Welcome to W TV Club, in which W magazine’s editors choose a television show they’d recommend you binge-watch. Our November picks will be a selection of docuseries. This week, culture editor Brooke Marine recommends The Way Down: God, Greed, and the Cult of Gwen Shamblin, an HBO Max docuseries about the leader of a weight loss cult.
If you want to learn how a weight loss program became the basis for a religion, and effectively a cult, then you can’t miss Marina Zenovich’s The Way Down: God, Greed, and the Cult of Gwen Shamblin.
My very first question when presented with the thumbnail on the HBO Max app was, why does that lady’s hair look like that? Surely, I thought, this must be an exaggerated rendering taking some amount of creative license. But no, Gwen Shamblin Lara—the leader of a Christian diet program called The Weigh Down Workshop and later, the founder of the Remnant Fellowship church in Brentwood, Tennessee—really did tease her hair as high as a beehive, as the docuseries reveals.
But that’s not where my perceptions about this series ceased to be challenged. I initially thought this would be a silly, sensationalized takedown of ’90s and ’00s weight loss and self-help culture, but I was wrong about that, too. Lara wrote many books, appeared on talk shows and had some profiles written in reputable publications about her—and her problematic methods of putting your trust in Christ and slimming down to shed not only pounds, but also sin. The investigation into celebrity evangelism and the obsession with status is fascinating on its own, but by the third episode of this series, I was absolutely sick to my stomach at the devastating amount of manipulation, child abuse, and eventual murder that took place under the watchful eye of the Remnant Fellowship’s leader.

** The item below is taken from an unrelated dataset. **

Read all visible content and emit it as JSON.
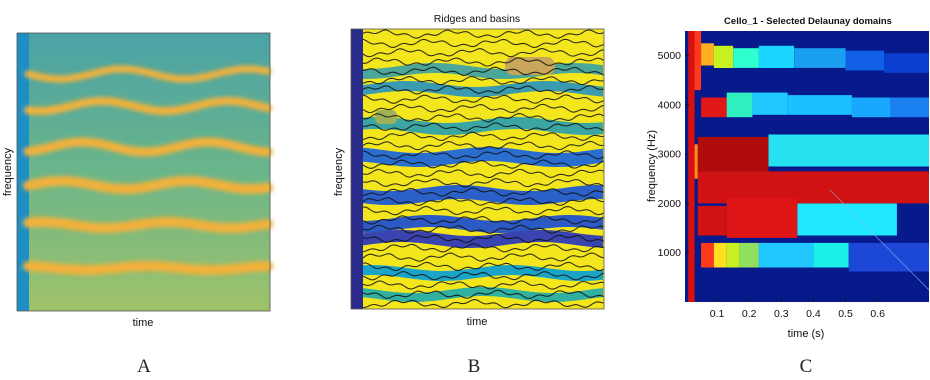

I’ve been curious about the heightened number of investigations into modern-day cults of late; the suggestion is that we are probably surrounded by them and don’t even realize it. Docuseries like The Vow and LuLaRich emphasize multilevel marketing structures at the base of these organizations that allow them to flourish. Everything uncovered there was chilling too, but the horrors on display in The Way Down, especially as told by former church members, feel especially sinister.
It’s only made all the more eerie when it is revealed—from the very beginning of the docuseries and circled back to later on—that on May 29, 2021, Lara and six other church leaders died in a plane crash shortly after takeoff from Tennessee to Palm Beach, Florida. (Two more episodes will be released next year, following the development of Lara and her husband Joe Lara’s death.)